Ozonation reactions and Ozone Cracking in Elastomers

Both ozone and sunlight rapidly attack unprotected polymers which can significantly reduce the service life of a plastic. Particularly polymers with high unsaturation (i.e. rubbers) will suffer from ozone degradation, because the double bonds in unsaturated polymers readily react with ozone. However, ozone also reacts with saturated polymers but at a comparatively slower rate.The reaction of ozone with double bonds causes chain scission. The general mechanism of ozone degradation is shown below.

Ozone Degradation

Chain scission and oxidation causes a decrease in cross-link density (elastomer), or molecular weight and molecular weight distribution (thermoplast), and a change in composition (oxidation). The result is a more or less steady decline in the (mechanical) properties.

The aging is greatly accelerated by stress; one usually observes surface cracks in the direction perpendicular to the applied strain when a critical stress value is exceeded. At rather low stress values just above the critical value, long and deep cracks are observed, whereas at high stress values, the ozone cracks become more numerous and are finer in size. The microscopic disintegration of the surface causes dulling and a bluish sheen of the surface of rubber goods. This phenomenon is known as "frosting" because it often resembles actual frost.1 It is greatly accelerated by humidity and heat and is most noticeable on the bright finish of air-cured rubber goods.2 Frosting can be avoided or reduced by certain types of high melting point waxes or by antiozonants such as para phenylenediamines (PPDs) and derivatives thereof (Dialkyl PPD).
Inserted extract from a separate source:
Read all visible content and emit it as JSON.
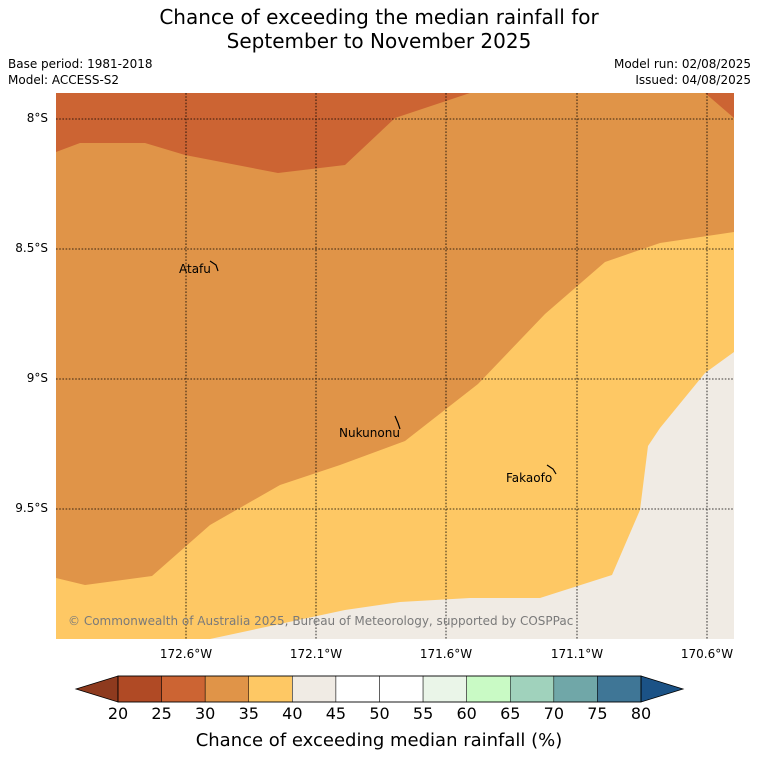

In general, the resistance to ozone cracking and frosting will depend on the chemical composition of the polymer. Elastomers are particularly susceptible to ozone attack, particularly those with electron donating side groups (e.g. methyl groups in isoprene), whereas rubbers with electron-withdrawing side groups (e.g. chlorine in neoprene) are noticeably less susceptible to ozone attack due to the deactivating effect of the halogen on the double bond.

The degree of ozone degradation will depend on the composition of the atmosphere and temperature. Usually, the ozone concentration is rather low.3 Nevertheless, even low values of ozone at ambient temperatures can cause significant degradation over time.

 

1Frosting should not be confused with blooming which is caused by migration to the surface of certain constituents of the rubber composition which can often  be removed by heating to the vulcanization temperature

2W.F. Tuley, Ind. Eng. Chem., 31 (6), pp 714-716 (1939)
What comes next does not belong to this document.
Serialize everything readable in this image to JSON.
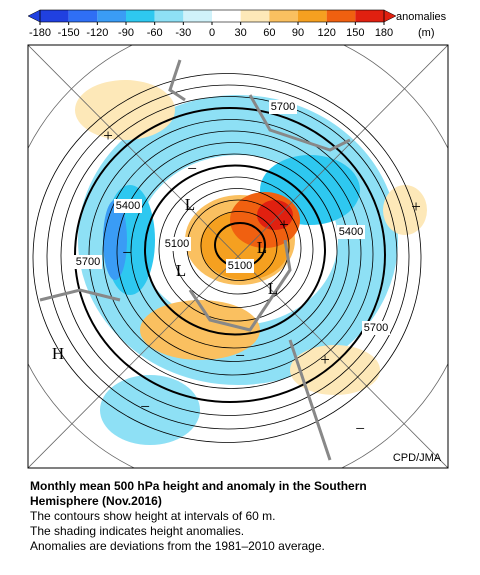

3The average ozone concentration is about 5 to 10 pphm. Howeever, the actual value can fluctuate and depends on weather conditions, geographic location, and is strongly affected by pollution; in unpolluted areas the ozone concentration is about 1 to 50 pphm, whereas in polluted areas it can reach much higher values of more than 100 pphm.

  • Summary

    Degradation of Polymers by Ozone

  • The reaction of a polymer with ozone causes chain scission and oxidation and a steady decline in the (mechanical) properties.

  • The degradation by ozone attack is greatly accelerated by stress but does not depend on temperature.

  • The minute amounts of ozone in the atmosphere will cause cracking over time if an elastomer is stretched above a critical value.

  • The resistance of a polymer to ozone degradation will depend on the chemical composition. Unsaturated elastomers (i.e. rubbers), are particularly susceptible to ozone attack, especially those with electron donating side groups.

  • Ozone is generated in the atmosphere by photolysis of oxygen, and thus, the concentration depends primarily on the amount of sunlight available.